Il est très facile d'être anonyme sur
Internet ou de se faire passer pour qui l'on n'est pas grâce aux pseudos. C'est ce qu'a fait une femme en prenant l'identité de sa collègue de bureau sur le site de rencontres Meetic.
Après avoir présenté sa collègue comme "
une femme facile désireuse d'avoir des relations sexuelles", elle allée jusqu'à dévoiler ses coordonnées téléphoniques. Et ce qui devait arriver est bien entendu arrivé. La victime, déjà émotionnellement fragile, a reçu de nombreux appels d'hommes souhaitant la rencontrer. La "plaisanterie" s'est soldée par un arrêt maladie de dix jours.
Le tribunal de grande instance de Carcassonne ne s'y est pas trompé et a jugée la coupable, le 16 juin dernier, pour "
violences volontaires avec préméditation". En effet, la justice a estimé que l'intention de nuire était prouvée puisque "
de pareils agissements devaient nécessairement entraîner des appels dépourvus de toute ambiguïté".

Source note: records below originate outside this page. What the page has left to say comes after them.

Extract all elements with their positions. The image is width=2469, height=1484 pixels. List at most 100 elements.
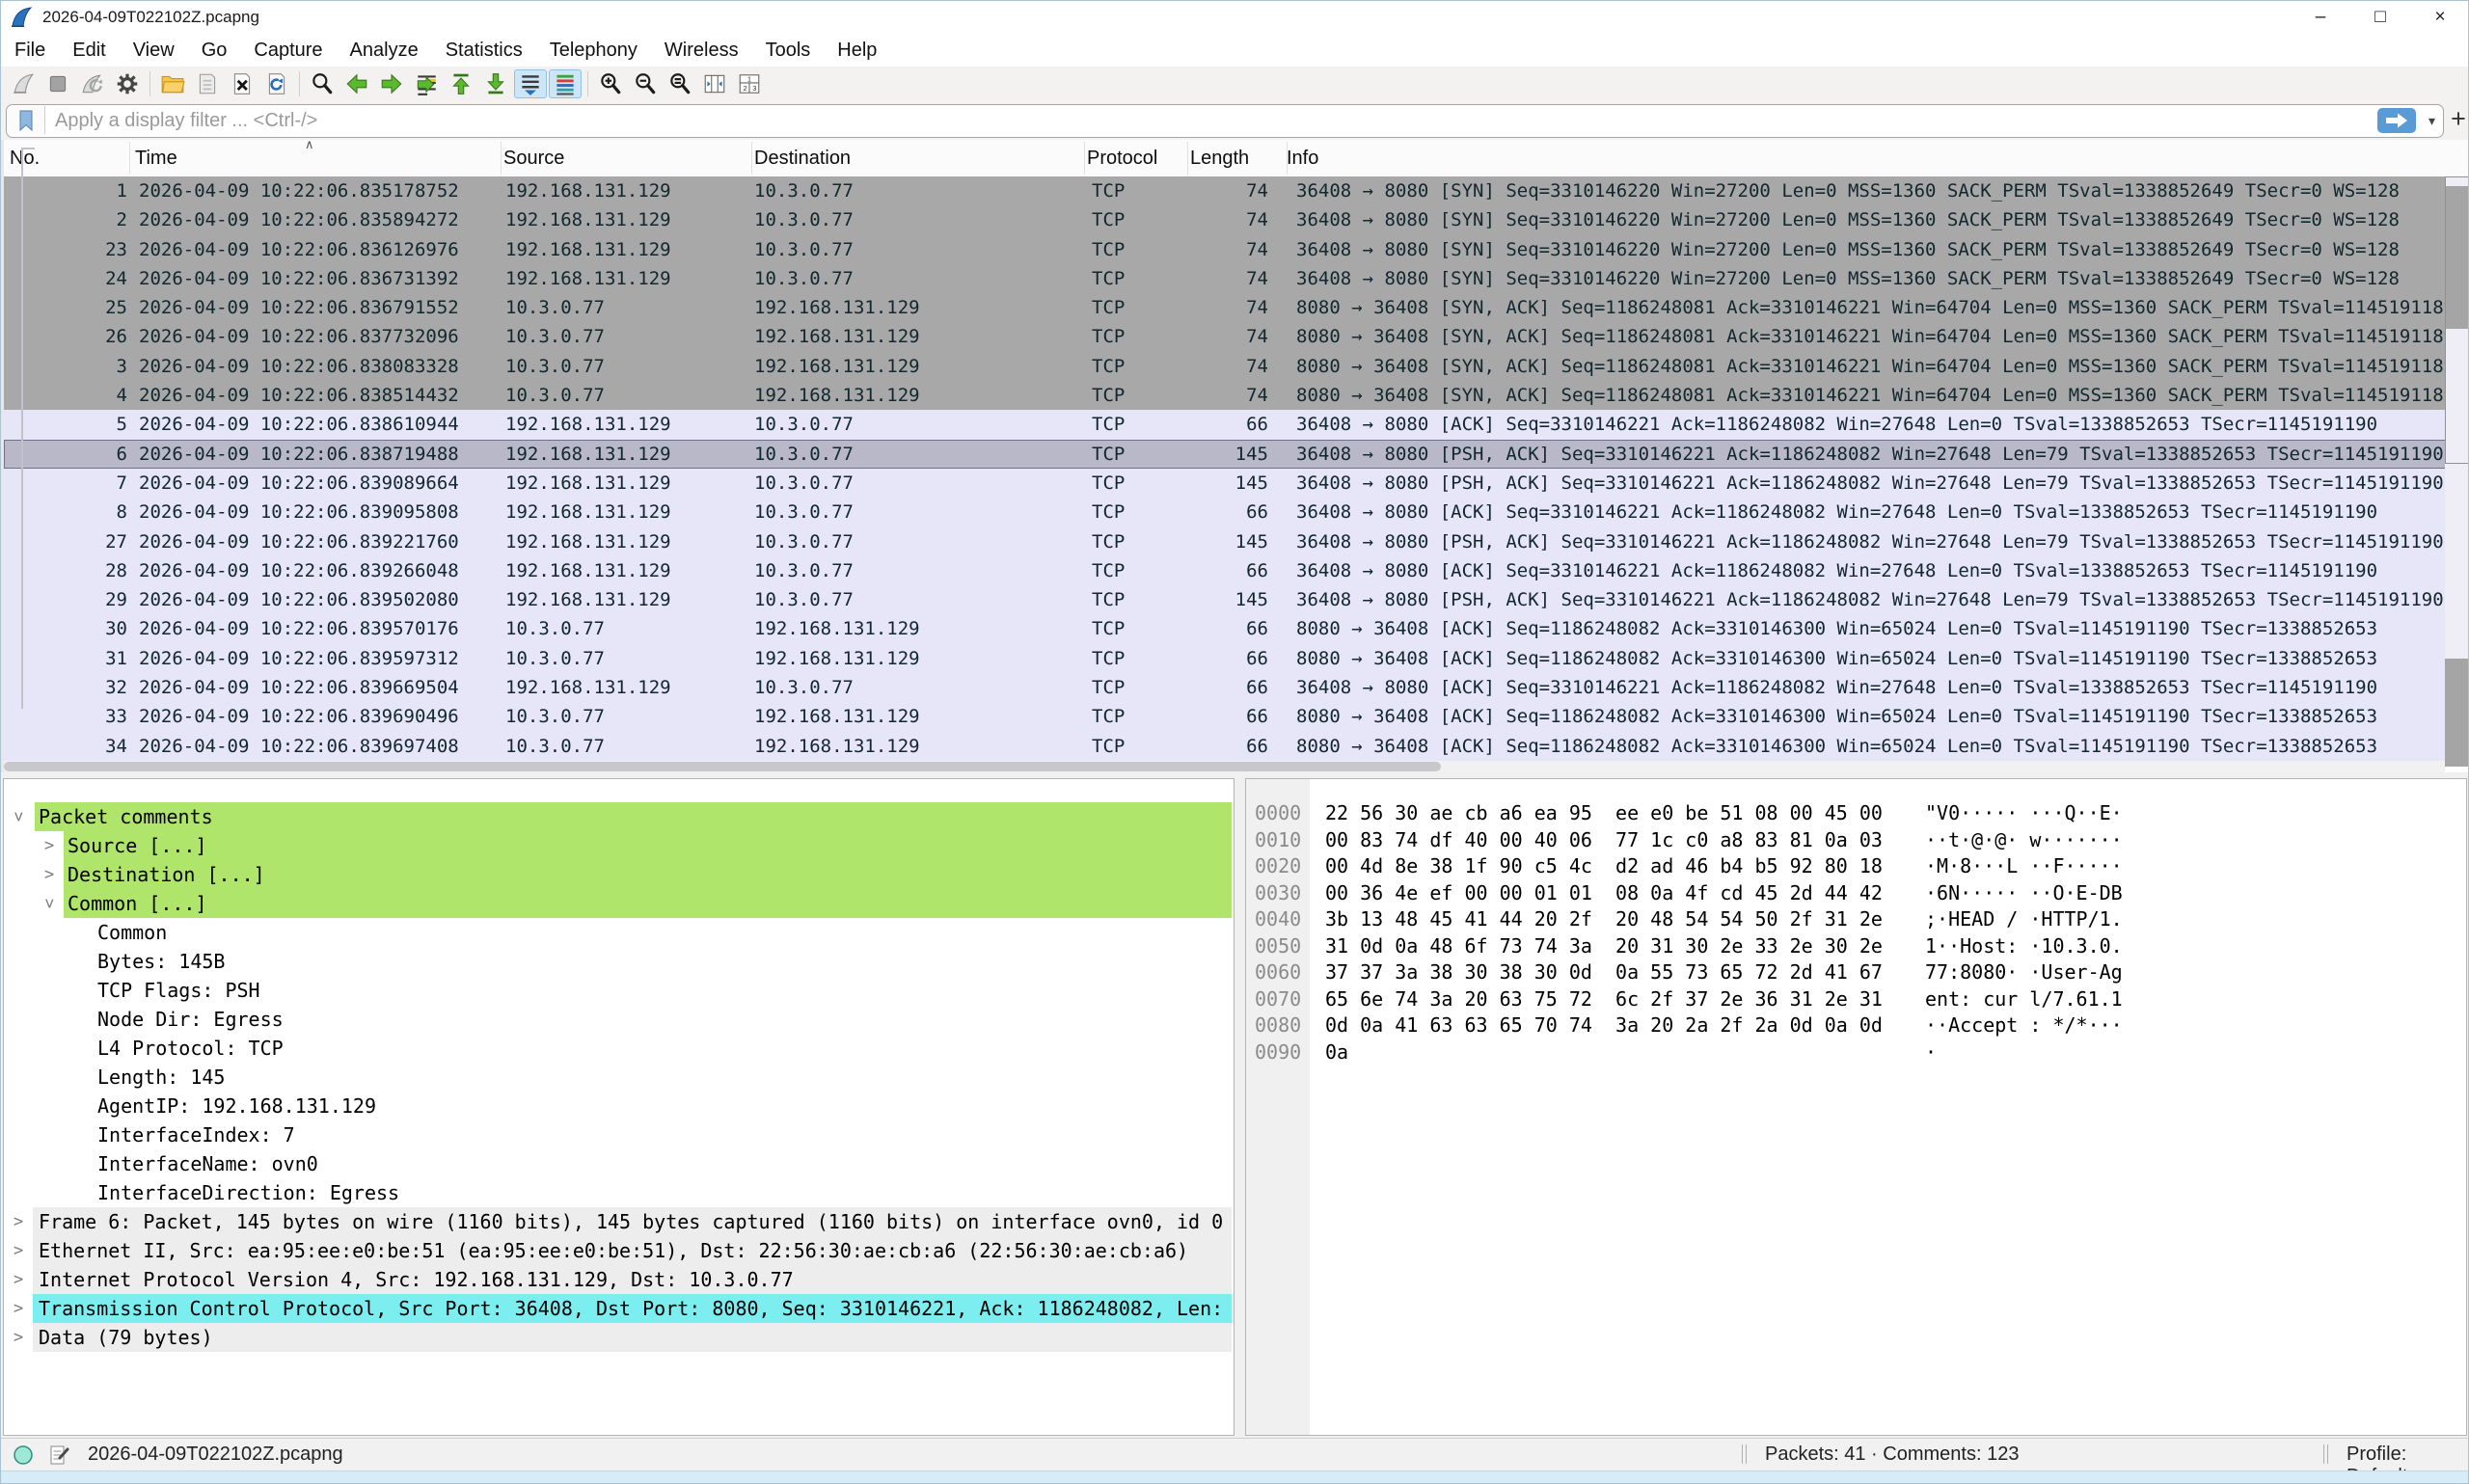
- packet-row[interactable]: 62026-04-09 10:22:06.838719488192.168.13…: [4, 440, 2469, 469]
- display-filter-input[interactable]: [53, 106, 2333, 136]
- detail-row[interactable]: AgentIP: 192.168.131.129: [4, 1092, 1234, 1120]
- packet-list-vertical-scrollbar[interactable]: [2445, 176, 2469, 761]
- packet-row[interactable]: 312026-04-09 10:22:06.83959731210.3.0.77…: [4, 644, 2469, 673]
- packet-row[interactable]: 282026-04-09 10:22:06.839266048192.168.1…: [4, 556, 2469, 585]
- packet-row[interactable]: 12026-04-09 10:22:06.835178752192.168.13…: [4, 176, 2469, 205]
- filter-bookmark-button[interactable]: [8, 106, 45, 134]
- packet-row[interactable]: 72026-04-09 10:22:06.839089664192.168.13…: [4, 469, 2469, 498]
- maximize-button[interactable]: □: [2350, 1, 2410, 34]
- go-first-button[interactable]: [445, 69, 477, 98]
- hex-line[interactable]: 005031 0d 0a 48 6f 73 74 3a 20 31 30 2e …: [1246, 933, 2466, 960]
- packet-row[interactable]: 22026-04-09 10:22:06.835894272192.168.13…: [4, 205, 2469, 234]
- expander-open-icon[interactable]: >: [35, 899, 64, 908]
- expander-closed-icon[interactable]: >: [44, 831, 54, 860]
- menu-item-go[interactable]: Go: [188, 34, 241, 67]
- expander-closed-icon[interactable]: >: [44, 860, 54, 889]
- hex-line[interactable]: 007065 6e 74 3a 20 63 75 72 6c 2f 37 2e …: [1246, 986, 2466, 1013]
- scrollbar-thumb[interactable]: [4, 762, 1441, 771]
- detail-row[interactable]: InterfaceIndex: 7: [4, 1120, 1234, 1149]
- capture-options-button[interactable]: [111, 69, 144, 98]
- hex-line[interactable]: 006037 37 3a 38 30 38 30 0d 0a 55 73 65 …: [1246, 959, 2466, 986]
- expander-closed-icon[interactable]: >: [14, 1294, 23, 1323]
- detail-row[interactable]: L4 Protocol: TCP: [4, 1034, 1234, 1063]
- minimize-button[interactable]: –: [2291, 1, 2350, 34]
- menu-item-statistics[interactable]: Statistics: [432, 34, 536, 67]
- packet-row[interactable]: 342026-04-09 10:22:06.83969740810.3.0.77…: [4, 732, 2469, 761]
- hex-line[interactable]: 00900a·: [1246, 1039, 2466, 1066]
- menu-item-file[interactable]: File: [1, 34, 59, 67]
- column-separator[interactable]: [1084, 142, 1085, 175]
- hex-line[interactable]: 003000 36 4e ef 00 00 01 01 08 0a 4f cd …: [1246, 880, 2466, 907]
- menu-item-telephony[interactable]: Telephony: [536, 34, 651, 67]
- go-to-packet-button[interactable]: [410, 69, 443, 98]
- file-open-button[interactable]: [156, 69, 189, 98]
- scrollbar-thumb[interactable]: [2445, 176, 2469, 464]
- zoom-out-button[interactable]: [629, 69, 662, 98]
- capture-start-button[interactable]: [7, 69, 40, 98]
- detail-row[interactable]: InterfaceName: ovn0: [4, 1149, 1234, 1178]
- packet-row[interactable]: 262026-04-09 10:22:06.83773209610.3.0.77…: [4, 322, 2469, 351]
- detail-row[interactable]: >Internet Protocol Version 4, Src: 192.1…: [4, 1265, 1234, 1294]
- expert-info-icon[interactable]: [13, 1444, 34, 1466]
- column-header-destination[interactable]: Destination: [754, 148, 851, 170]
- detail-row[interactable]: Common: [4, 918, 1234, 947]
- detail-row[interactable]: >Destination [...]: [4, 860, 1234, 889]
- packet-row[interactable]: 252026-04-09 10:22:06.83679155210.3.0.77…: [4, 293, 2469, 322]
- auto-scroll-toggle[interactable]: [514, 69, 547, 98]
- capture-comment-icon[interactable]: [47, 1444, 70, 1467]
- packet-row[interactable]: 242026-04-09 10:22:06.836731392192.168.1…: [4, 264, 2469, 293]
- menu-item-capture[interactable]: Capture: [240, 34, 336, 67]
- packet-row[interactable]: 302026-04-09 10:22:06.83957017610.3.0.77…: [4, 614, 2469, 643]
- apply-filter-button[interactable]: [2377, 108, 2416, 133]
- detail-row[interactable]: >Ethernet II, Src: ea:95:ee:e0:be:51 (ea…: [4, 1236, 1234, 1265]
- file-reload-button[interactable]: [260, 69, 293, 98]
- go-back-button[interactable]: [340, 69, 373, 98]
- menu-item-tools[interactable]: Tools: [752, 34, 825, 67]
- detail-row[interactable]: InterfaceDirection: Egress: [4, 1178, 1234, 1207]
- packet-row[interactable]: 82026-04-09 10:22:06.839095808192.168.13…: [4, 498, 2469, 526]
- column-separator[interactable]: [501, 142, 502, 175]
- add-filter-button[interactable]: +: [2449, 103, 2468, 135]
- close-button[interactable]: ×: [2410, 1, 2469, 34]
- column-separator[interactable]: [1287, 142, 1288, 175]
- column-header-info[interactable]: Info: [1287, 148, 1318, 170]
- detail-row[interactable]: >Frame 6: Packet, 145 bytes on wire (116…: [4, 1207, 1234, 1236]
- capture-stop-button[interactable]: [41, 69, 74, 98]
- hex-line[interactable]: 001000 83 74 df 40 00 40 06 77 1c c0 a8 …: [1246, 827, 2466, 854]
- show-columns-button[interactable]: 123: [733, 69, 766, 98]
- hex-line[interactable]: 00403b 13 48 45 41 44 20 2f 20 48 54 54 …: [1246, 906, 2466, 933]
- detail-row[interactable]: >Source [...]: [4, 831, 1234, 860]
- detail-row[interactable]: >Transmission Control Protocol, Src Port…: [4, 1294, 1234, 1323]
- packet-row[interactable]: 32026-04-09 10:22:06.83808332810.3.0.771…: [4, 352, 2469, 381]
- column-separator[interactable]: [751, 142, 752, 175]
- expander-open-icon[interactable]: >: [4, 812, 33, 822]
- filter-dropdown-chevron[interactable]: ▾: [2428, 113, 2435, 129]
- zoom-in-button[interactable]: [594, 69, 627, 98]
- detail-row[interactable]: >Packet comments: [4, 802, 1234, 831]
- packet-row[interactable]: 232026-04-09 10:22:06.836126976192.168.1…: [4, 235, 2469, 264]
- find-packet-button[interactable]: [306, 69, 339, 98]
- packet-row[interactable]: 42026-04-09 10:22:06.83851443210.3.0.771…: [4, 381, 2469, 410]
- zoom-reset-button[interactable]: [664, 69, 696, 98]
- packet-row[interactable]: 322026-04-09 10:22:06.839669504192.168.1…: [4, 673, 2469, 702]
- packet-row[interactable]: 52026-04-09 10:22:06.838610944192.168.13…: [4, 410, 2469, 439]
- colorize-toggle[interactable]: [549, 69, 582, 98]
- expander-closed-icon[interactable]: >: [14, 1323, 23, 1352]
- go-forward-button[interactable]: [375, 69, 408, 98]
- menu-item-analyze[interactable]: Analyze: [337, 34, 432, 67]
- capture-restart-button[interactable]: [76, 69, 109, 98]
- expander-closed-icon[interactable]: >: [14, 1207, 23, 1236]
- column-separator[interactable]: [1187, 142, 1188, 175]
- file-save-button[interactable]: [191, 69, 224, 98]
- file-close-button[interactable]: [226, 69, 258, 98]
- go-last-button[interactable]: [479, 69, 512, 98]
- packet-row[interactable]: 332026-04-09 10:22:06.83969049610.3.0.77…: [4, 702, 2469, 731]
- column-header-length[interactable]: Length: [1190, 148, 1249, 170]
- column-header-no[interactable]: No.: [10, 148, 40, 170]
- packet-row[interactable]: 292026-04-09 10:22:06.839502080192.168.1…: [4, 585, 2469, 614]
- detail-row[interactable]: TCP Flags: PSH: [4, 976, 1234, 1005]
- menu-item-view[interactable]: View: [120, 34, 188, 67]
- detail-row[interactable]: >Data (79 bytes): [4, 1323, 1234, 1352]
- detail-row[interactable]: >Common [...]: [4, 889, 1234, 918]
- menu-item-wireless[interactable]: Wireless: [651, 34, 752, 67]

A noter que l'accusée utilisait pour ce faire l'ordinateur de son patron dont, en tant que responsable informatique, elle connaissait les mots de passe, ce qui a constitué une circonstance aggravante aux yeux du juge puisque de ce fait la préméditation allait de soi.
La coupable a donc été condamnée à verser à sa victime 2 500 euros au titre de préjudice corporel, 1 500 euros au titre de préjudice moral et 2000 euros de remboursement de frais de justice. En outre, la Caisse d'assurance maladie, s'étant portée partie civile au vu des indemnités versées à la victime pendant son arrêt de travail de dix jours, se verra également rembourser, par l'accusée, les 4500 euros de prestations déboursés.

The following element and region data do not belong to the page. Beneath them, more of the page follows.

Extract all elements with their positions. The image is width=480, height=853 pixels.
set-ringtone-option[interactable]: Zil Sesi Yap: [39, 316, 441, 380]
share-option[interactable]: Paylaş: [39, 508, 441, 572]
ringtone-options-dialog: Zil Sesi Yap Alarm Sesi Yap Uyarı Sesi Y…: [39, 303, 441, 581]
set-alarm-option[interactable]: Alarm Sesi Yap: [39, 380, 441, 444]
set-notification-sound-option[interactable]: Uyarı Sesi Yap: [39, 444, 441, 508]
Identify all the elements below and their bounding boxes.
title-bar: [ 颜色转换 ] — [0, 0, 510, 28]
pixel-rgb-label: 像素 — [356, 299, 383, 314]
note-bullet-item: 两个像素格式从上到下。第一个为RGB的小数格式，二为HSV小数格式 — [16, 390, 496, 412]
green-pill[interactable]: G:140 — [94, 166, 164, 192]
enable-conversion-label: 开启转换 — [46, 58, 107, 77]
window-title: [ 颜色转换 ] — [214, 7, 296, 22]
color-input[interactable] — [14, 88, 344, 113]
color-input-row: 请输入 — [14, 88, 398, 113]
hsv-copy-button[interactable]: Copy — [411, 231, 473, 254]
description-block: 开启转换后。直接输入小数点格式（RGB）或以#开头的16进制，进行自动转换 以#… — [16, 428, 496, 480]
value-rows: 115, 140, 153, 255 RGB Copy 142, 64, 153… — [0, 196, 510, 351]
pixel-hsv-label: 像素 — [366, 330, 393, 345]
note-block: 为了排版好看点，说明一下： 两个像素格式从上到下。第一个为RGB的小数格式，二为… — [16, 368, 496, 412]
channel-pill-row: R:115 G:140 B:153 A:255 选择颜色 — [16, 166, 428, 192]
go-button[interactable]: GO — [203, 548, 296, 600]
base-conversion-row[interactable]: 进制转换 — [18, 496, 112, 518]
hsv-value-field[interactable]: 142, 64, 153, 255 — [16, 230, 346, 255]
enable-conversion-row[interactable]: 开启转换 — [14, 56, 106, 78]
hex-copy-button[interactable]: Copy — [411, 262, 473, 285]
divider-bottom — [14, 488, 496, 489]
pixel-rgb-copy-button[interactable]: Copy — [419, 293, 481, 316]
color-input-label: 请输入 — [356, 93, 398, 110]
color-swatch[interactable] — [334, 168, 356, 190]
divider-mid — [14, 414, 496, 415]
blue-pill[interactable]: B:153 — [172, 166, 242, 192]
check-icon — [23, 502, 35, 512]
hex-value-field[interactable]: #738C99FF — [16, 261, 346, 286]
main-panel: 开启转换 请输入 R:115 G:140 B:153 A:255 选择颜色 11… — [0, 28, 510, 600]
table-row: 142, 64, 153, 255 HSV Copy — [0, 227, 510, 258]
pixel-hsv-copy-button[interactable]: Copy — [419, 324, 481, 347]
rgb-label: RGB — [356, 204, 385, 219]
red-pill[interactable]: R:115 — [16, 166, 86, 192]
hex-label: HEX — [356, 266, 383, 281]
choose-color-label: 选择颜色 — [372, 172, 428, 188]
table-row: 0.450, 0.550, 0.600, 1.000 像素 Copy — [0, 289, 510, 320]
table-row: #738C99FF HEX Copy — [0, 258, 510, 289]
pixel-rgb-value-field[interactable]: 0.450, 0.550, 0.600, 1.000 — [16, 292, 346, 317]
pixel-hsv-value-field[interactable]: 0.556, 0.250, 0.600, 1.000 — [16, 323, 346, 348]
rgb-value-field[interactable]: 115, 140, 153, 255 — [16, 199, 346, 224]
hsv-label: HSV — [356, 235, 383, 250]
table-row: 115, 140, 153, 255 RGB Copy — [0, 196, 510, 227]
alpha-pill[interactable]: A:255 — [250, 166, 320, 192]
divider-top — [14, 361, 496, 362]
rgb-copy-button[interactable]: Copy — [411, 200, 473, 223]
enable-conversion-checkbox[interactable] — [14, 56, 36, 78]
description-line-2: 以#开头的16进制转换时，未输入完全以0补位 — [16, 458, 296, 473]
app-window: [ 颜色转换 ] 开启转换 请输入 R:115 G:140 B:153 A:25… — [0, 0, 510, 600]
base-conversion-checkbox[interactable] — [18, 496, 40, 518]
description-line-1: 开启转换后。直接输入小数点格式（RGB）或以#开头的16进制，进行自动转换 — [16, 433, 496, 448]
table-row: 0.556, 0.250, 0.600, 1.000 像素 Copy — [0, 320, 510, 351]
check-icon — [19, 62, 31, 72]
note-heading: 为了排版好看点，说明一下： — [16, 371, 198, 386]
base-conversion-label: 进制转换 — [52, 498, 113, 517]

Il s'agit ici uniquement du jugement concernant l'action civile, la cour devant maintenant statuer sur l'action pénale. En effet, l'usurpation d'identité n'est pas considérée comme un délit tant qu'elle ne sert pas une action répréhensible par la loi. Dans le cas contraire, elle est punie de 5 ans d'emprisonnement et de 75 000 euros d'amende.
Rappelez-vous donc que, si vous pouvez préserver votre anonymat sur Internet, la justice peut tout à fait, en cas de procédure judiciaire, obtenir votre adresse IP et à partir de là, votre véritable identité.